Review: Morphology of the Folktale by Vladimir Propp
Book: Morphology of the Folktale
Author: Vladimir Propp, Russian academic on folklore
Year: 1928 original, first print in English in 1958. My edition was from 2003.
Summary: This is not a book about games, but rather a systems-focused approach to dissecting folktales. Dense but delicious substance for deep systems designers who love narrative, but if that doesn’t describe you then do yourself a favor and skip this reading.
I picked up Morphology of the Folktale after seeing it mentioned in the book Quests by Jeff Howard as a very methodical approach to breaking down narratives into functional parts. I had a few fellow designers who are comfortable with more academic work recommend it to me as well.

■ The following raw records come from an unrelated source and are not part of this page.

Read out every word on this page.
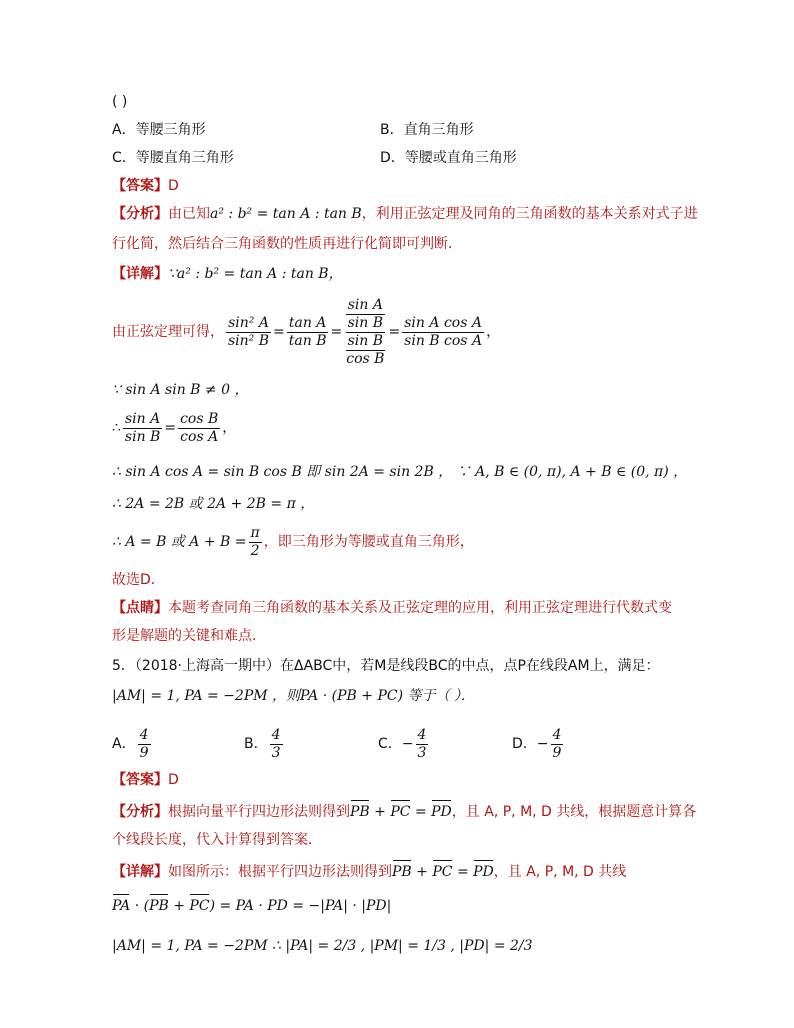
( )
A．等腰三角形	B．直角三角形
C．等腰直角三角形	D．等腰或直角三角形
【答案】D
【分析】由已知a² : b² = tan A : tan B，利用正弦定理及同角的三角函数的基本关系对式子进
行化简，然后结合三角函数的性质再进行化简即可判断．
【详解】∵a² : b² = tan A : tan B，
由正弦定理可得， $\frac{\text{sin² A}}{\text{sin² B}} = \frac{\text{tan A}}{\text{tan B}} = \frac{\frac{\text{sin A}}{\text{sin B}}}{\frac{\text{sin B}}{\text{cos B}}} = \frac{\text{sin A cos A}}{\text{sin B cos A}}$ ，
∵ sin A sin B ≠ 0 ，
∴ $\frac{\text{sin A}}{\text{sin B}} = \frac{\text{cos B}}{\text{cos A}}$ ，
∴ sin A cos A = sin B cos B 即 sin 2A = sin 2B ， ∵ A, B ∈ (0, π), A + B ∈ (0, π) ，
∴ 2A = 2B 或 2A + 2B = π ，
∴ A = B 或 $A + B = \frac{\pi}{2}$ ，即三角形为等腰或直角三角形，
故选D．
【点睛】本题考查同角三角函数的基本关系及正弦定理的应用，利用正弦定理进行代数式变
形是解题的关键和难点．
5．（2018·上海高一期中）在ΔABC中，若M是线段BC的中点，点P在线段AM上，满足：
|AM| = 1, PA = −2PM ，则PA · (PB + PC) 等于（ ）．
A． $\frac{4}{9}$	B． $\frac{4}{3}$	C．− $\frac{4}{3}$	D．− $\frac{4}{9}$
【答案】D
【分析】根据向量平行四边形法则得到PB + PC = PD，且 A, P, M, D 共线，根据题意计算各
个线段长度，代入计算得到答案．
【详解】如图所示：根据平行四边形法则得到PB + PC = PD，且 A, P, M, D 共线
PA · (PB + PC) = PA · PD = −|PA| · |PD|
|AM| = 1, PA = −2PM ∴ |PA| = 2/3 , |PM| = 1/3 , |PD| = 2/3
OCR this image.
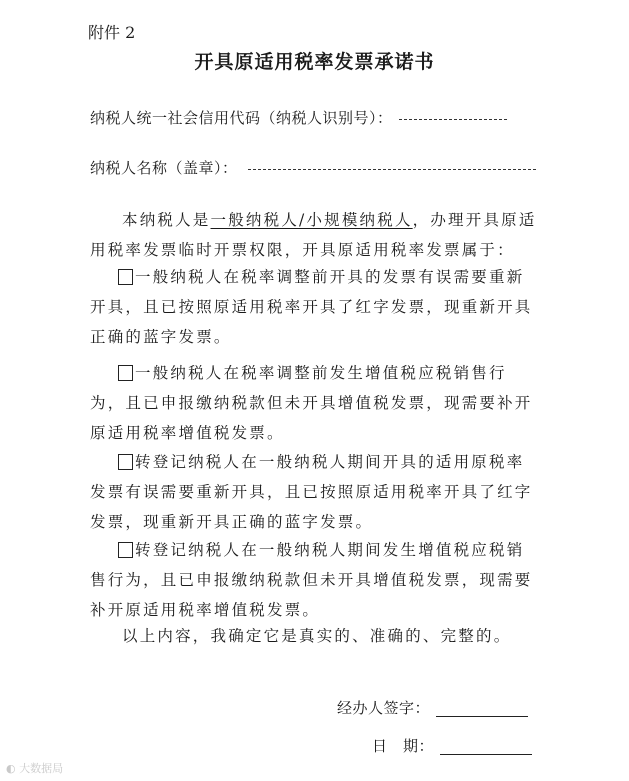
附件 2
开具原适用税率发票承诺书
纳税人统一社会信用代码（纳税人识别号）：
纳税人名称（盖章）：
本纳税人是一般纳税人/小规模纳税人，办理开具原适用税率发票临时开票权限，开具原适用税率发票属于：
一般纳税人在税率调整前开具的发票有误需要重新开具，且已按照原适用税率开具了红字发票，现重新开具正确的蓝字发票。
一般纳税人在税率调整前发生增值税应税销售行为，且已申报缴纳税款但未开具增值税发票，现需要补开原适用税率增值税发票。
转登记纳税人在一般纳税人期间开具的适用原税率发票有误需要重新开具，且已按照原适用税率开具了红字发票，现重新开具正确的蓝字发票。
转登记纳税人在一般纳税人期间发生增值税应税销售行为，且已申报缴纳税款但未开具增值税发票，现需要补开原适用税率增值税发票。
以上内容，我确定它是真实的、准确的、完整的。
经办人签字：
日　期：
◐ 大数据局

The book is pretty short, just 117 pages plus a very useful reference table at the end. However, it’s translated from Russian, originally written in 1928, and was definitely written for an audience of fellow academics of folklore and literature. All those elements combine to create a fairly dense read with a rigorous, academic, dry, analytical tone. However, I found it easy to follow along and the academic references didn’t hinder comprehension (you don’t need to know the references in order to understand the topic).

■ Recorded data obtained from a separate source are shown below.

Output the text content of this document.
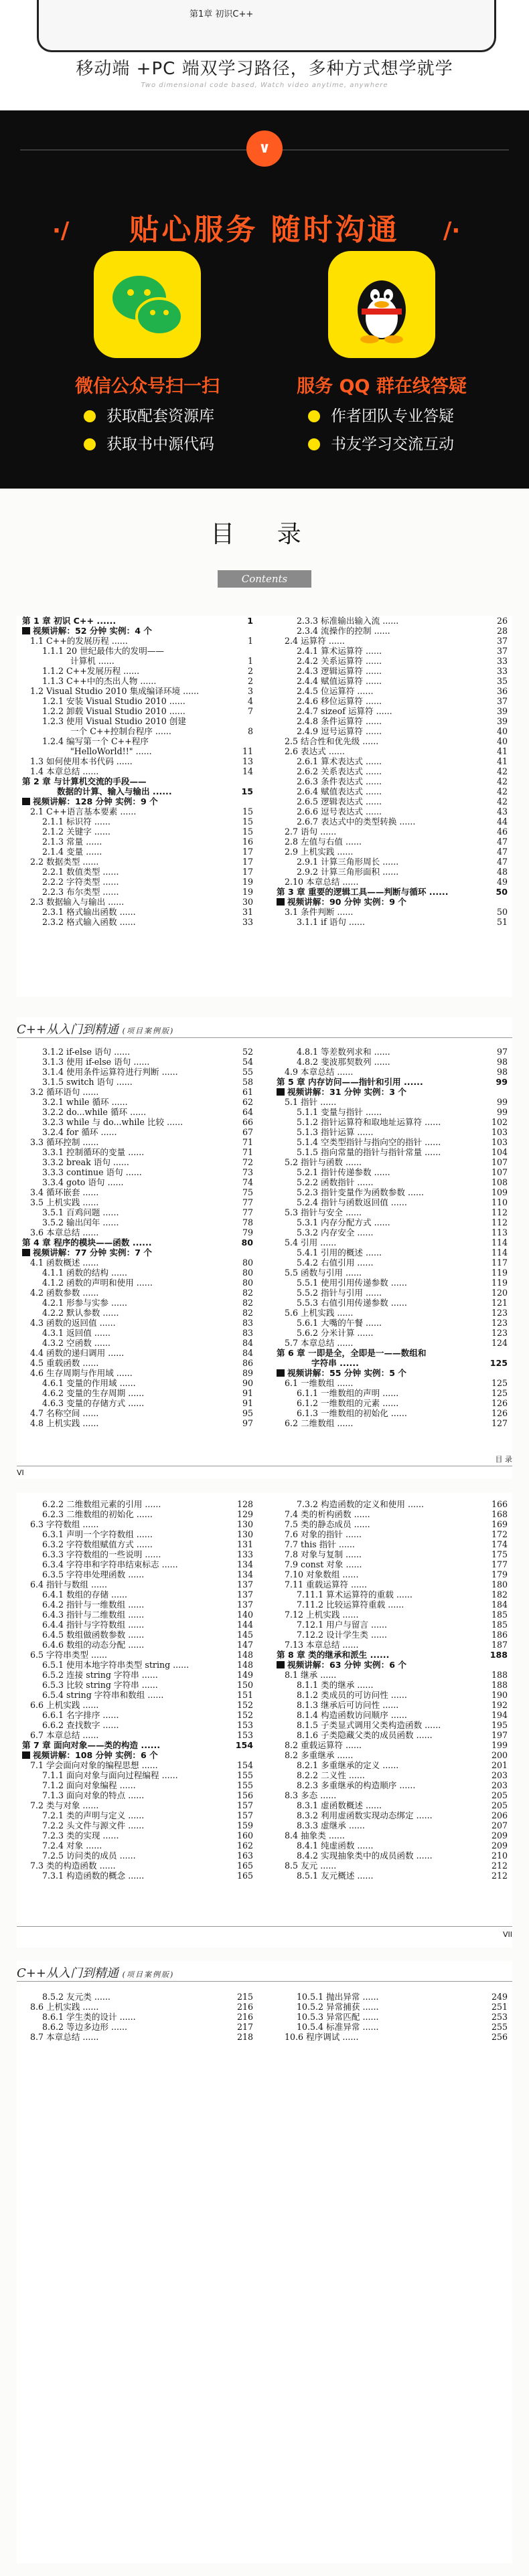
第1章 初识C++
移动端 +PC 端双学习路径，多种方式想学就学
Two dimensional code based, Watch video anytime, anywhere
∨
·/	贴心服务 随时沟通	/·
微信公众号扫一扫	服务 QQ 群在线答疑
获取配套资源库
获取书中源代码
作者团队专业答疑
书友学习交流互动
目 录
Contents
第 1 章 初识 C++ ......	1
视频讲解：52 分钟 实例：4 个
1.1 C++的发展历程 ......	1
1.1.1 20 世纪最伟大的发明——
计算机 ......	1
1.1.2 C++发展历程 ......	2
1.1.3 C++中的杰出人物 ......	2
1.2 Visual Studio 2010 集成编译环境 ......	3
1.2.1 安装 Visual Studio 2010 ......	4
1.2.2 卸载 Visual Studio 2010 ......	7
1.2.3 使用 Visual Studio 2010 创建
一个 C++控制台程序 ......	8
1.2.4 编写第一个 C++程序
"HelloWorld!!" ......	11
1.3 如何使用本书代码 ......	13
1.4 本章总结 ......	14
第 2 章 与计算机交流的手段——
数据的计算、输入与输出 ......	15
视频讲解：128 分钟 实例：9 个
2.1 C++语言基本要素 ......	15
2.1.1 标识符 ......	15
2.1.2 关键字 ......	15
2.1.3 常量 ......	16
2.1.4 变量 ......	17
2.2 数据类型 ......	17
2.2.1 数值类型 ......	17
2.2.2 字符类型 ......	19
2.2.3 布尔类型 ......	19
2.3 数据输入与输出 ......	30
2.3.1 格式输出函数 ......	31
2.3.2 格式输入函数 ......	33
2.3.3 标准输出输入流 ......	26
2.3.4 流操作的控制 ......	28
2.4 运算符 ......	37
2.4.1 算术运算符 ......	37
2.4.2 关系运算符 ......	33
2.4.3 逻辑运算符 ......	33
2.4.4 赋值运算符 ......	35
2.4.5 位运算符 ......	36
2.4.6 移位运算符 ......	37
2.4.7 sizeof 运算符 ......	39
2.4.8 条件运算符 ......	39
2.4.9 逗号运算符 ......	40
2.5 结合性和优先级 ......	40
2.6 表达式 ......	41
2.6.1 算术表达式 ......	41
2.6.2 关系表达式 ......	42
2.6.3 条件表达式 ......	42
2.6.4 赋值表达式 ......	42
2.6.5 逻辑表达式 ......	42
2.6.6 逗号表达式 ......	43
2.6.7 表达式中的类型转换 ......	44
2.7 语句 ......	46
2.8 左值与右值 ......	47
2.9 上机实践 ......	47
2.9.1 计算三角形周长 ......	47
2.9.2 计算三角形面积 ......	48
2.10 本章总结 ......	49
第 3 章 重要的逻辑工具——判断与循环 ......	50
视频讲解：90 分钟 实例：9 个
3.1 条件判断 ......	50
3.1.1 if 语句 ......	51
C++从入门到精通 (项目案例版)
3.1.2 if-else 语句 ......	52
3.1.3 使用 if-else 语句 ......	54
3.1.4 使用条件运算符进行判断 ......	55
3.1.5 switch 语句 ......	58
3.2 循环语句 ......	61
3.2.1 while 循环 ......	62
3.2.2 do...while 循环 ......	64
3.2.3 while 与 do...while 比较 ......	66
3.2.4 for 循环 ......	67
3.3 循环控制 ......	71
3.3.1 控制循环的变量 ......	71
3.3.2 break 语句 ......	72
3.3.3 continue 语句 ......	73
3.3.4 goto 语句 ......	74
3.4 循环嵌套 ......	75
3.5 上机实践 ......	77
3.5.1 百鸡问题 ......	77
3.5.2 输出闰年 ......	78
3.6 本章总结 ......	79
第 4 章 程序的模块——函数 ......	80
视频讲解：77 分钟 实例：7 个
4.1 函数概述 ......	80
4.1.1 函数的结构 ......	80
4.1.2 函数的声明和使用 ......	80
4.2 函数参数 ......	82
4.2.1 形参与实参 ......	82
4.2.2 默认参数 ......	82
4.3 函数的返回值 ......	83
4.3.1 返回值 ......	83
4.3.2 空函数 ......	84
4.4 函数的递归调用 ......	84
4.5 重载函数 ......	86
4.6 生存周期与作用域 ......	89
4.6.1 变量的作用域 ......	90
4.6.2 变量的生存周期 ......	91
4.6.3 变量的存储方式 ......	91
4.7 名称空间 ......	95
4.8 上机实践 ......	97
4.8.1 等差数列求和 ......	97
4.8.2 斐波那契数列 ......	98
4.9 本章总结 ......	98
第 5 章 内存访问——指针和引用 ......	99
视频讲解：31 分钟 实例：3 个
5.1 指针 ......	99
5.1.1 变量与指针 ......	99
5.1.2 指针运算符和取地址运算符 ......	102
5.1.3 指针运算 ......	103
5.1.4 空类型指针与指向空的指针 ......	103
5.1.5 指向常量的指针与指针常量 ......	104
5.2 指针与函数 ......	107
5.2.1 指针传递参数 ......	107
5.2.2 函数指针 ......	108
5.2.3 指针变量作为函数参数 ......	109
5.2.4 指针与函数返回值 ......	110
5.3 指针与安全 ......	112
5.3.1 内存分配方式 ......	112
5.3.2 内存安全 ......	113
5.4 引用 ......	114
5.4.1 引用的概述 ......	114
5.4.2 右值引用 ......	117
5.5 函数与引用 ......	119
5.5.1 使用引用传递参数 ......	119
5.5.2 指针与引用 ......	120
5.5.3 右值引用传递参数 ......	121
5.6 上机实践 ......	123
5.6.1 大嘴的午餐 ......	123
5.6.2 分米计算 ......	123
5.7 本章总结 ......	124
第 6 章 一即是全，全即是一——数组和
字符串 ......	125
视频讲解：55 分钟 实例：5 个
6.1 一维数组 ......	125
6.1.1 一维数组的声明 ......	125
6.1.2 一维数组的元素 ......	126
6.1.3 一维数组的初始化 ......	126
6.2 二维数组 ......	127
VI
目 录
6.2.2 二维数组元素的引用 ......	128
6.2.3 二维数组的初始化 ......	129
6.3 字符数组 ......	130
6.3.1 声明一个字符数组 ......	130
6.3.2 字符数组赋值方式 ......	131
6.3.3 字符数组的一些说明 ......	133
6.3.4 字符串和字符串结束标志 ......	134
6.3.5 字符串处理函数 ......	134
6.4 指针与数组 ......	137
6.4.1 数组的存储 ......	137
6.4.2 指针与一维数组 ......	137
6.4.3 指针与二维数组 ......	140
6.4.4 指针与字符数组 ......	144
6.4.5 数组做函数参数 ......	145
6.4.6 数组的动态分配 ......	147
6.5 字符串类型 ......	148
6.5.1 使用本地字符串类型 string ......	148
6.5.2 连接 string 字符串 ......	149
6.5.3 比较 string 字符串 ......	150
6.5.4 string 字符串和数组 ......	151
6.6 上机实践 ......	152
6.6.1 名字排序 ......	152
6.6.2 查找数字 ......	153
6.7 本章总结 ......	153
第 7 章 面向对象——类的构造 ......	154
视频讲解：108 分钟 实例：6 个
7.1 学会面向对象的编程思想 ......	154
7.1.1 面向对象与面向过程编程 ......	155
7.1.2 面向对象编程 ......	155
7.1.3 面向对象的特点 ......	156
7.2 类与对象 ......	157
7.2.1 类的声明与定义 ......	157
7.2.2 头文件与源文件 ......	159
7.2.3 类的实现 ......	160
7.2.4 对象 ......	162
7.2.5 访问类的成员 ......	163
7.3 类的构造函数 ......	165
7.3.1 构造函数的概念 ......	165
7.3.2 构造函数的定义和使用 ......	166
7.4 类的析构函数 ......	168
7.5 类的静态成员 ......	169
7.6 对象的指针 ......	172
7.7 this 指针 ......	174
7.8 对象与复制 ......	175
7.9 const 对象 ......	177
7.10 对象数组 ......	179
7.11 重载运算符 ......	180
7.11.1 算术运算符的重载 ......	182
7.11.2 比较运算符重载 ......	184
7.12 上机实践 ......	185
7.12.1 用户与留言 ......	185
7.12.2 设计学生类 ......	186
7.13 本章总结 ......	187
第 8 章 类的继承和派生 ......	188
视频讲解：63 分钟 实例：6 个
8.1 继承 ......	188
8.1.1 类的继承 ......	188
8.1.2 类成员的可访问性 ......	190
8.1.3 继承后可访问性 ......	192
8.1.4 构造函数访问顺序 ......	194
8.1.5 子类显式调用父类构造函数 ......	195
8.1.6 子类隐藏父类的成员函数 ......	197
8.2 重载运算符 ......	199
8.2 多重继承 ......	200
8.2.1 多重继承的定义 ......	201
8.2.2 二义性 ......	203
8.2.3 多重继承的构造顺序 ......	203
8.3 多态 ......	205
8.3.1 虚函数概述 ......	205
8.3.2 利用虚函数实现动态绑定 ......	206
8.3.3 虚继承 ......	207
8.4 抽象类 ......	209
8.4.1 纯虚函数 ......	209
8.4.2 实现抽象类中的成员函数 ......	210
8.5 友元 ......	212
8.5.1 友元概述 ......	212
VII
C++从入门到精通 (项目案例版)
8.5.2 友元类 ......	215
8.6 上机实践 ......	216
8.6.1 学生类的设计 ......	216
8.6.2 等边多边形 ......	217
8.7 本章总结 ......	218
10.5.1 抛出异常 ......	249
10.5.2 异常捕获 ......	251
10.5.3 异常匹配 ......	253
10.5.4 标准异常 ......	255
10.6 程序调试 ......	256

Morphology of the Folktale is the author’s attempt to decompose fairy tales into their most basic components – a series of functions strung together in a particular predetermined order. While some tales may skip certain functions, the order (almost) always remains the same. A function for Propp is an event or verb – “an absence takes place” or “a warning is given”. Who gives that warning and who receives it doesn’t matter to Propp in this breakdown – the villain could be a dragon or a witch, the hero a peasant or a bird. It’s the action that determines the tale.
Each of these functions are given a specific annotation until a tale can be written like so:
Borrowed from Hypocrite Reader
A notation like β refers to a function – in this case it means an absence takes place. β² refers specifically to the death of parents, a variation on the absence that is common in tales, while β³ refers to the variant in which younger members of a family or household absent themselves (by going out). Each letter and number then has its own significance and allows us to read the ‘form’ of the tale without the details.

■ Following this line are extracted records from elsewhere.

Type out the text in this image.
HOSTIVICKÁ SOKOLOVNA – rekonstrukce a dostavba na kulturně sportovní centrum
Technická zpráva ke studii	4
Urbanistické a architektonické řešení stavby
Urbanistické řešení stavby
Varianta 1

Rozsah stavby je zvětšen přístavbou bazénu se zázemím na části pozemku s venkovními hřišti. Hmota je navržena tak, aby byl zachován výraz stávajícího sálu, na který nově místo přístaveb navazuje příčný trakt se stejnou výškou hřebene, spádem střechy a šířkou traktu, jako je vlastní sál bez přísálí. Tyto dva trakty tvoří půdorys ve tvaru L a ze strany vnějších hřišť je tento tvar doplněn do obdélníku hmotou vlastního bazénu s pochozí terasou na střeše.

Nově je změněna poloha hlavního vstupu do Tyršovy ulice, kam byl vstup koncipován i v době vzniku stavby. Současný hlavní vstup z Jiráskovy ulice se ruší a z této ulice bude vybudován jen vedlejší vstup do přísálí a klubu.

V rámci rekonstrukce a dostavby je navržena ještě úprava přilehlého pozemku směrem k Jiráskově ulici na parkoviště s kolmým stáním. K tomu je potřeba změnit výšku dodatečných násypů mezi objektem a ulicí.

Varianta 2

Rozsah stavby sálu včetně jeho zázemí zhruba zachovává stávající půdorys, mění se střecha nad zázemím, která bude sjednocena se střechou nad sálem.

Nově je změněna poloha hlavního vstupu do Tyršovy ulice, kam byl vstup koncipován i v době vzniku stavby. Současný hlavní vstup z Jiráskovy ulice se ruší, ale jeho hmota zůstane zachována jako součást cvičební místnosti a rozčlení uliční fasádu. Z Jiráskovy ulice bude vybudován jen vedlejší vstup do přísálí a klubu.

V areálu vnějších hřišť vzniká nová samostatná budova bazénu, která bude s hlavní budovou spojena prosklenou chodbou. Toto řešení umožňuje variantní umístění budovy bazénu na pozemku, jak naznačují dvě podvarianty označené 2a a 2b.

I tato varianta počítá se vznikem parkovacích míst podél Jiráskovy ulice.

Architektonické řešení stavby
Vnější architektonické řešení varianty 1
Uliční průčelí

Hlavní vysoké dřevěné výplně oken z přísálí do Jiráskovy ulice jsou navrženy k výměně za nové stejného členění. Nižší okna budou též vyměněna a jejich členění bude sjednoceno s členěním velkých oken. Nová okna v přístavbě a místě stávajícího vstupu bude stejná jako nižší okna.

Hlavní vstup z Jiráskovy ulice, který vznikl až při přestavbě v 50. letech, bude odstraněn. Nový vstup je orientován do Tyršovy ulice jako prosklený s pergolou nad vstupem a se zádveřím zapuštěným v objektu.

At the start of the book, Propp outlines why he feels the need to break fairy tales into components: all the current classification structures are inadequate, arbitrary, or overlap. They rely on themes or motifs but fail to define them thoroughly. The author claims we need to understand these tales at this abstract, formal, grammar level if we wish to start comparing tales across cultures. This should all sound familiar to game designers, as we wrestle with inconsistent terminology and difficulty classifying games by outdated genre definitions.
I really liked this book, but I liked it for its dry, formal analysis of literature that others may find lacking. Algorithmic approaches to storytelling and breaking down a tale into a specific formula fascinates me and horrifies many others. If you find yourself in the second camp I recommend skipping this book. If the mathematically annotation I quoted earlier doesn’t scare you off and you find the rest of the subject interesting, I highly recommend it. However, having a good understanding of the Hero’s Journey would be helpful as there’s a lot of crossover between the two books. For fun, I recommend checking out this PhD thesis that maps Propp’s morphology to the Harry Potter series.
I definitely think it’s worth reading if you are a systems designer with narrative tendencies, or interested in systems design and how that relates to story structure. If anything, it’s refreshing to see a highly formal structure emerge from an art (fairy tales) we’re all very familiar with.